= Human trafficking in South Sudan =

Human trafficking in South Sudan remains a pressing human rights concern, driven by years of conflict, displacement, and economic instability. The country is both a source and destination for trafficking victims, with vulnerable groups including women, children, and migrants facing exploitation for forced labor, sexual abuse, and, in some cases, military recruitment.

The ongoing crisis in South Sudan has displaced millions of people, making them especially vulnerable to trafficking networks. Internally displaced persons (IDPs) and refugees often find themselves in precarious situations, where traffickers exploit their desperation. Victims are frequently forced to work in agriculture, construction, or domestic settings, sometimes under harsh or abusive conditions. Women and girls are particularly at risk of sexual exploitation, especially in urban areas or along migration routes. Some reports point to involvement or negligence by law enforcement officials in these abuses.

Another persistent problem is the use of child soldiers by both government and non-state armed groups. Boys are recruited or coerced into combat roles, while girls are often subjected to forced marriage or sexual slavery under the guise of being "wives" to soldiers. Migrants passing through South Sudan from neighboring countries also face risks, as some are trafficked en route or stranded without support.

Several factors contribute to the prevalence of trafficking in South Sudan. The legal system remains weak, with limited capacity to investigate and prosecute trafficking crimes. Poverty, lack of education, and ongoing insecurity make it difficult to implement effective preventive measures. Although South Sudan acceded to the United Nations Convention against Transnational Organized Crime (UNTOC) in October 2023 and began drafting an anti-trafficking bill in early 2024, enforcement remains limited.

The country continues to rank in "Tier 3" of the U.S. Department of State's annual Trafficking in Persons Report, which indicates that the government does not meet the minimum standards for combating trafficking and is not making significant efforts to do so.

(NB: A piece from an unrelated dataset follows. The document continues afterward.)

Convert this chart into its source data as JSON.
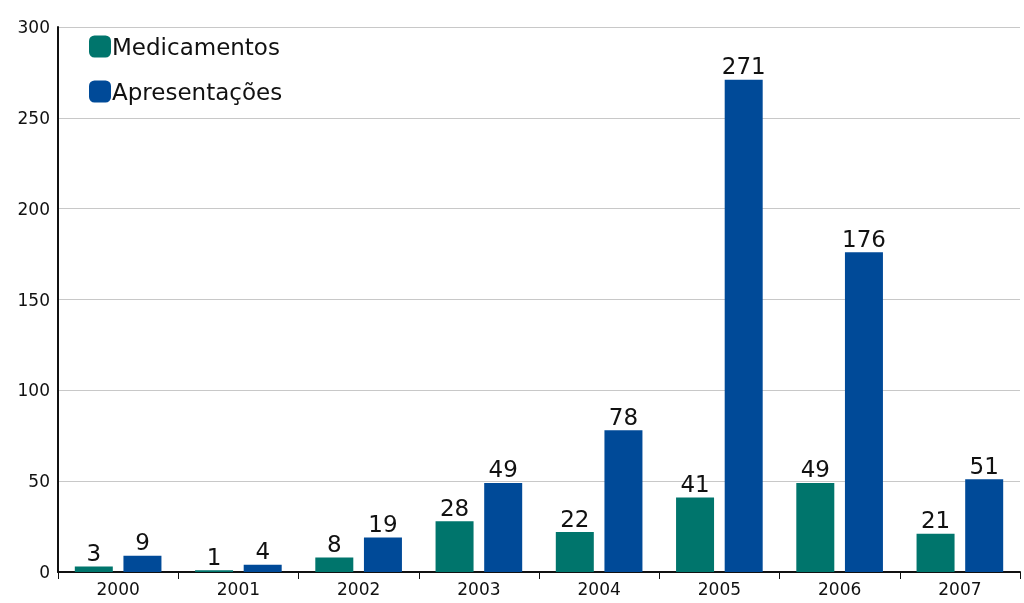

Despite these challenges, several international and local organizations are working to address the issue. Agencies such as the International Organization for Migration (IOM) and the United Nations Office on Drugs and Crime (UNODC) offer support in the form of training, institutional development, and victim assistance. Local non-governmental organizations are also involved in victim rescue, rehabilitation, and awareness campaigns.

Still, many obstacles remain. Public understanding of human trafficking is low, and survivors often face stigma when trying to reintegrate into their communities. The broader humanitarian crisis in South Sudan makes it difficult to prioritize and sustain anti-trafficking initiatives.

== Prosecution ==
Certain forms of trafficking has been termed as criminal offence in South Sudan's legal framework but enforcement remains minimal. The 2008 Penal code, 2008 Child Act, and 2018 Labor Act prohibit child trafficking, forced labor, and the recruitment of children for armed conflict, prescribing penalties ranging from five to fourteen years’ imprisonment.

For the eleventh consecutive year, the government did not report any prosecutions or convictions related to human trafficking. Investigations into trafficking cases were also lacking, and there were no reported efforts to address official complicity, despite persistent concerns about corruption and the involvement of security forces in the unlawful recruitment of child soldiers.

Some training and awareness activities were conducted in collaboration with international organizations, but knowledge of trafficking remained limited among law enforcement and judicial officials. Customary courts handled most cases due to limited capacity in statutory courts, and the specialized Gender-Based Violence and Juvenile Court continued to operate, though its role in trafficking cases was not clearly documented.

== Protection ==
The government of South Sudan continued to demonstrate limited efforts to protect victims of human trafficking. No formal procedures were reported for the identification or referral of victims to care, and no trafficking victims were officially identified or assisted during the reporting period. In cooperation with an international organization, authorities reported the demobilization of 11 child soldiers, a decrease from the 20 reported in the previous year.

The government held stakeholder meetings on child protection and conducted limited training for officials on legal frameworks relevant to children in armed conflict . However, significant barriers remained. Victims, particularly those subjected to sex trafficking, were often deterred from reporting crimes due to social stigma and fear of punitive action. In the absence of formal screening processes, authorities likely detained unidentified victims, including children.

The government did not provide legal alternatives to removal for foreign victims facing potential hardship or retaliation in their home countries. Additionally, no victim-witness support mechanisms were available to facilitate participation in legal proceedings related to trafficking crimes.